遙行下午出外場做個采訪,結束後已經是七點半。公交車站離她還有一段距離,為了抄近路她走的一條小道。

黑夜似乎有種特別沈靜的力量,風吹動而簌響的樹葉沙沙聲,隔了一條街熱鬧的夜市聲還有她的走路聲都清晰地在耳旁。數百米長的路只有兩個道路燈,燈罩上還臟兮兮的布滿蜘蛛網使得透出來的光更渺茫,說不害怕是假的遙行尤其怕夜裏走這種偏僻生路。

半昏半暗間,她似有若無的看見前方垃圾桶邊好像有一大堆的垃圾,狐疑的走近發現是兩個醉漢乞丐正手腳.交纏的靠在垃圾桶上。遙行當即腿一軟差點昨天還聽到跑社會類新聞的同事說南大街的醉漢傷人事件,所幸他們看起來意識不是很清醒的樣子。遙行貼著另一面墻,腳下放輕生怕弄出一點動靜,從醉漢面前走過的時候包裏手機忽然嗡鳴震動兩聲,在靜謐的小道裏尤其紮耳。

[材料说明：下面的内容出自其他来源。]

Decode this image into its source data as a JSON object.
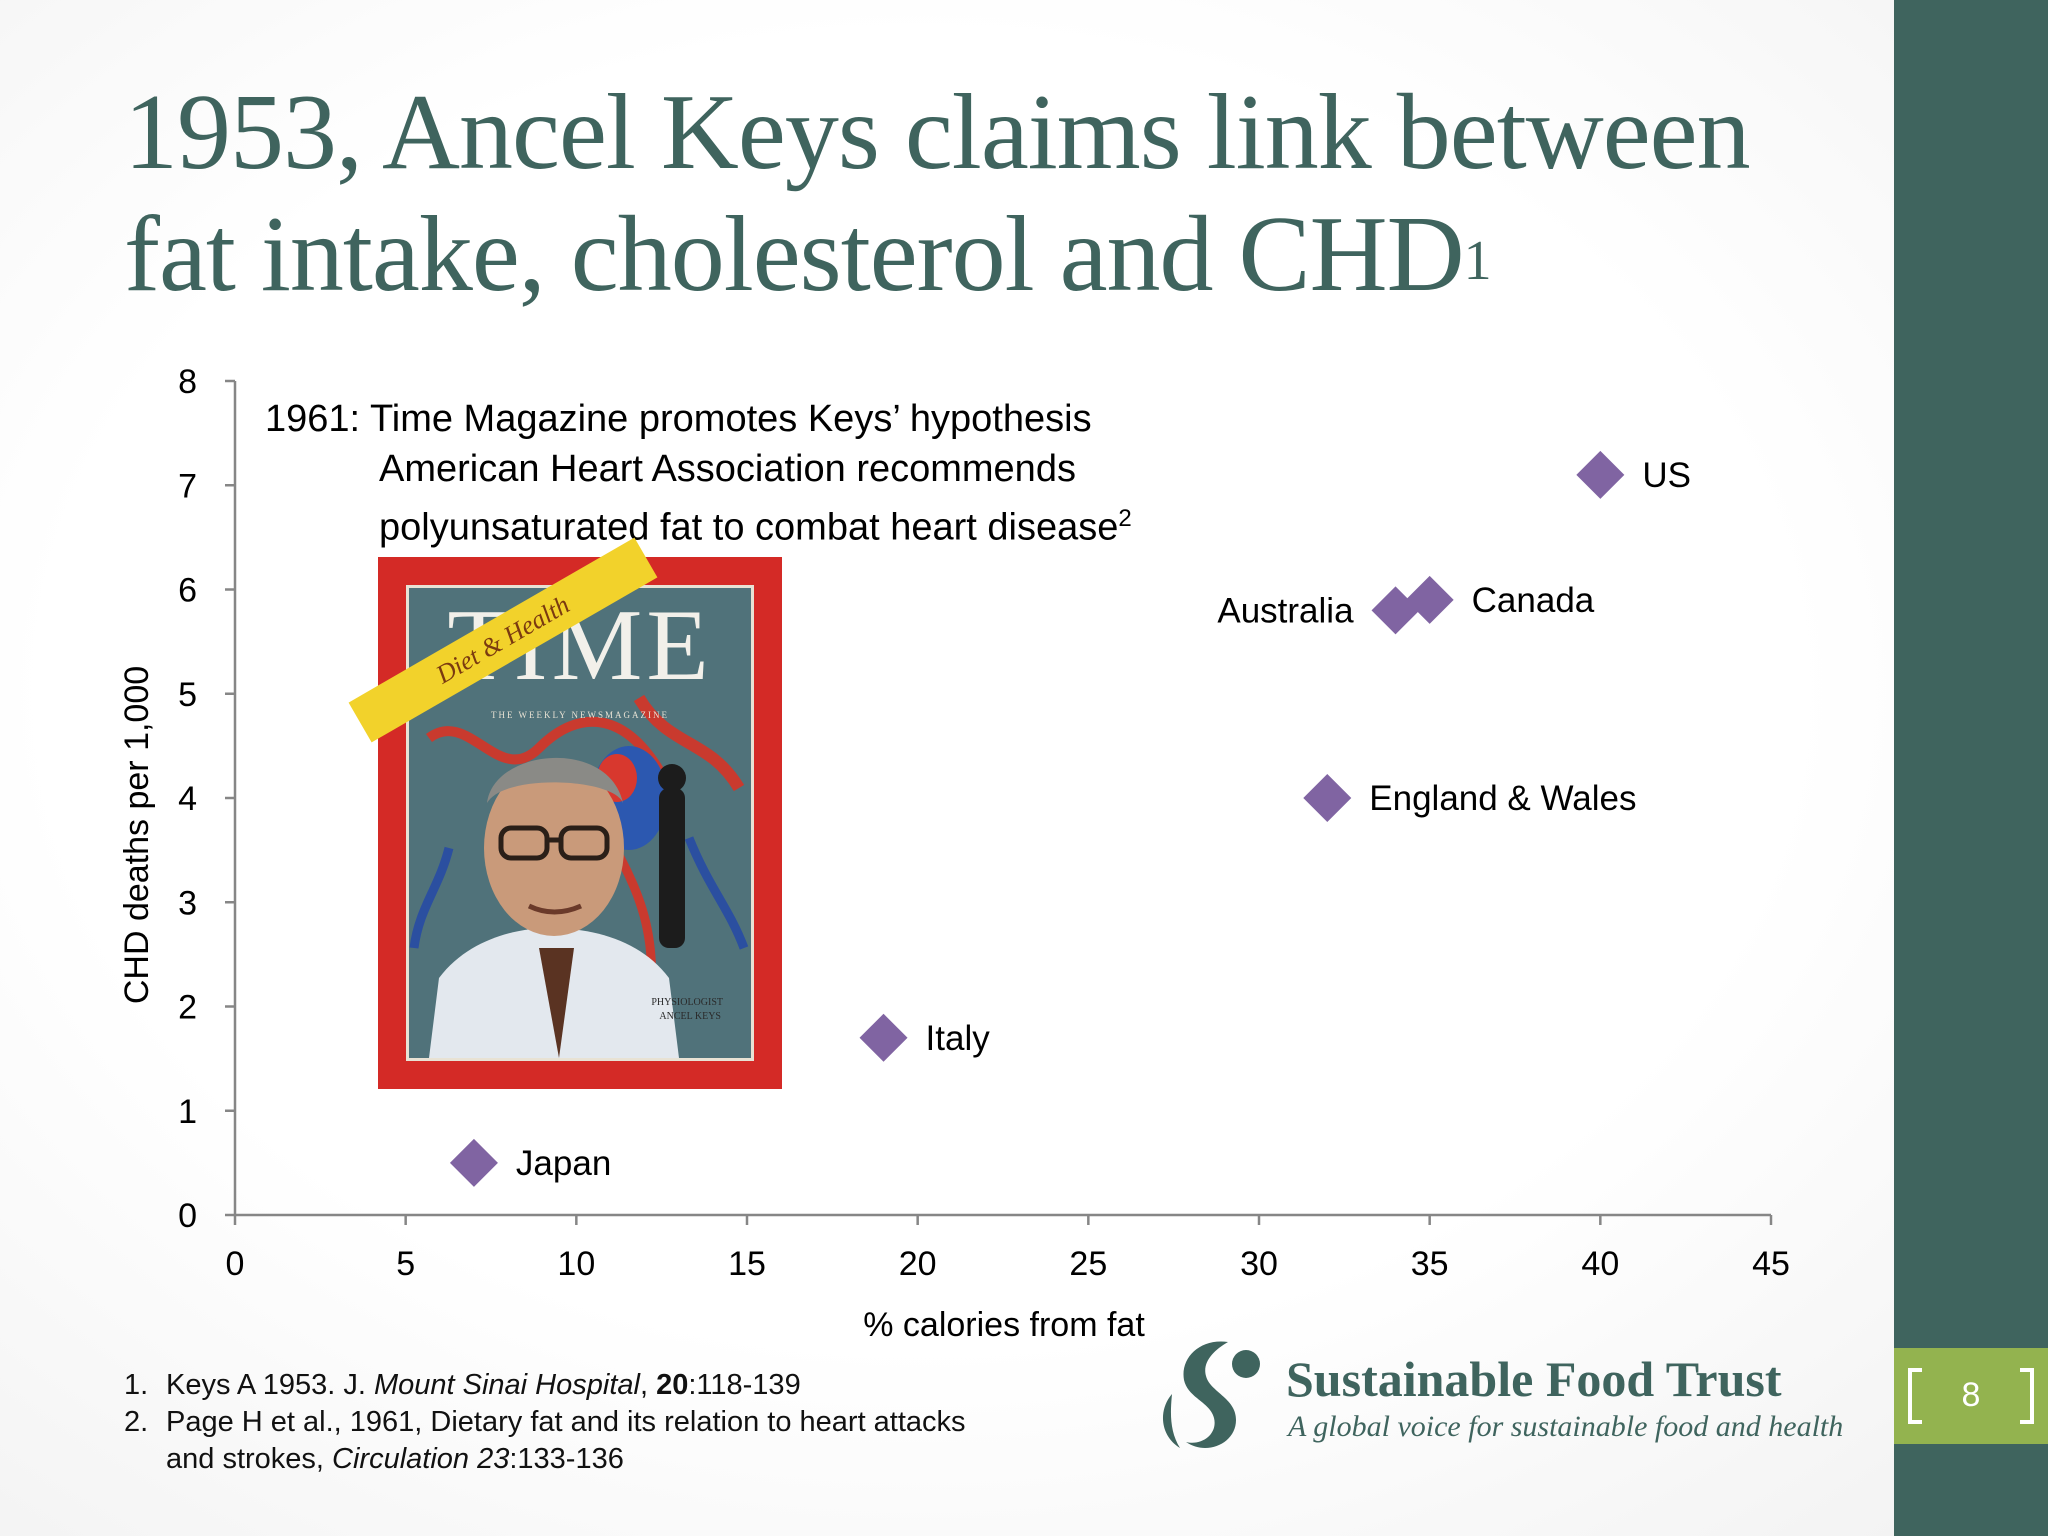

其中一個醉漢像是被手機聲吵到了,嘴裏嘟囔著,遙行心倏然一緊,繃著身子快步離開。跑到公交站時恰好公交車停站,她片刻沒停留刷了卡找了個空位坐下好半天還有些後怕。

手機還在震動。

遙行看了眼來電顯示立馬接通:“餵。”

“還在忙?”溫立問。

“剛忙完,在回去的路上。”

“還要多久?”

“啊?大概半個小時左右吧。”

“那我等你會兒。”

一通電話打的遙行一頭霧水,直到下車看到車站旁斜靠著的溫立仍舊不知所雲。

由於下午下過雨的緣故,空氣裏潮濕帶著寒意一點都不像北方幹燥的天氣,某個瞬間中遙行恍惚以為是在橦縣,回到那天下午吹著冷風她急步趕去街口見溫立。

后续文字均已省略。